4.  Heartland no brainchild

Like all good scientists Heartland took the brave step of publishing the names of all those scientists who support their claim that Climate Change is no biggie. I think they should have just kept their list and tell us they have 500 names and leave it at that. It is turning out to be as accurate as the WMD statements. And like President Bush supporters, the scientists on the list decided to take the rat route off the ship. It seems as if the 500 aren’t 500 at all. You see, many of the scientist on the list actually believe in Climate Change. Oops. Look guys, how can we trust you with real science if you can’t even count properly? Climate Change isn’t social science you know – it is real science. Get the social science bit right and then we can talk. It seems as if you count with your heart instead of your head. Good for Bush, but no good for science.

5. Hillary and Bob – BGFF

Nooo link needed here – It’s about Hillary C and Bob Mugabe.

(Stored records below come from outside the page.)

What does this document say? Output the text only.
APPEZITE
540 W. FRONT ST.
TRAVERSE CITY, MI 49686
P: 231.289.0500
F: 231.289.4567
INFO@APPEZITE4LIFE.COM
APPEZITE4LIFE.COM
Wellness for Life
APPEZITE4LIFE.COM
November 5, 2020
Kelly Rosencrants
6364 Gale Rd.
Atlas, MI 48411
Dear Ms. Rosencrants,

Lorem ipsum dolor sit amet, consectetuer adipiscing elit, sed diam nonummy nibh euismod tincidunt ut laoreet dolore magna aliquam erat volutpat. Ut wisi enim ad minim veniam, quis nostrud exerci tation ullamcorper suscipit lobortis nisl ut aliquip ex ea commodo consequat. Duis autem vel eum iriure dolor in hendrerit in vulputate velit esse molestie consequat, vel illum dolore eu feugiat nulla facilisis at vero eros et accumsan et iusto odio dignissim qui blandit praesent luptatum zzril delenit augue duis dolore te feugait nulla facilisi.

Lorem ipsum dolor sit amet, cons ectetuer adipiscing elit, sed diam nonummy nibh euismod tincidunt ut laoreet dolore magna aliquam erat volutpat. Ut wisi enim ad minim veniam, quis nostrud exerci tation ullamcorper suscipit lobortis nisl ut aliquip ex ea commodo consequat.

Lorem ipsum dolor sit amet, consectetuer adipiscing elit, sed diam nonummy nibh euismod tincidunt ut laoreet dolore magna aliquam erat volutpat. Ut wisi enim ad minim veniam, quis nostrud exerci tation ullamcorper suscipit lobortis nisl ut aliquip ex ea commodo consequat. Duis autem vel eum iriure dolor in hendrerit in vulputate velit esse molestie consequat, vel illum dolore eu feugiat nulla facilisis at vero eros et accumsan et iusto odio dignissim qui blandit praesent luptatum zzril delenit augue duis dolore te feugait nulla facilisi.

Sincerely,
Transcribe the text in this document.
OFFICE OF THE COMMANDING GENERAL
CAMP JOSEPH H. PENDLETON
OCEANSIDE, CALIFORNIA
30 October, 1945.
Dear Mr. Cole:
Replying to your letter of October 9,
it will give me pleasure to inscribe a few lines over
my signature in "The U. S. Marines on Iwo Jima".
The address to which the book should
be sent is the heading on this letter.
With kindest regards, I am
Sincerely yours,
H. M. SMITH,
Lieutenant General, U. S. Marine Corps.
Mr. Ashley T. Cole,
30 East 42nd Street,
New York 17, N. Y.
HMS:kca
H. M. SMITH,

If you don’t know anything about them then… I don’t know – do a google search. And no BGFF does not stand for Best Guy/Girl Friends Forever. It means Bye Go Finally F-off. It’s time they both go. Hillary keeps on losing supporters faster than Bob is losing his marbles. And that says a lot. But Hillary is a bit like Bob here. Refusing to accept it is all over. The other guy won – just accept it and live with it. So I have a little plan. Why don’t you two go to on a nice little island retreat for two. Just you two lovebirds. Maybe Bikini Atoll or Christmas Island. Bikini because we should pay A Toll to see either of you in one. And Christmas Island because Hillary needs a few presents to make up for the money she blew at 3 am. Bob won’t have a problem with the radioactivity – he might just grow a brain. We all live in hope.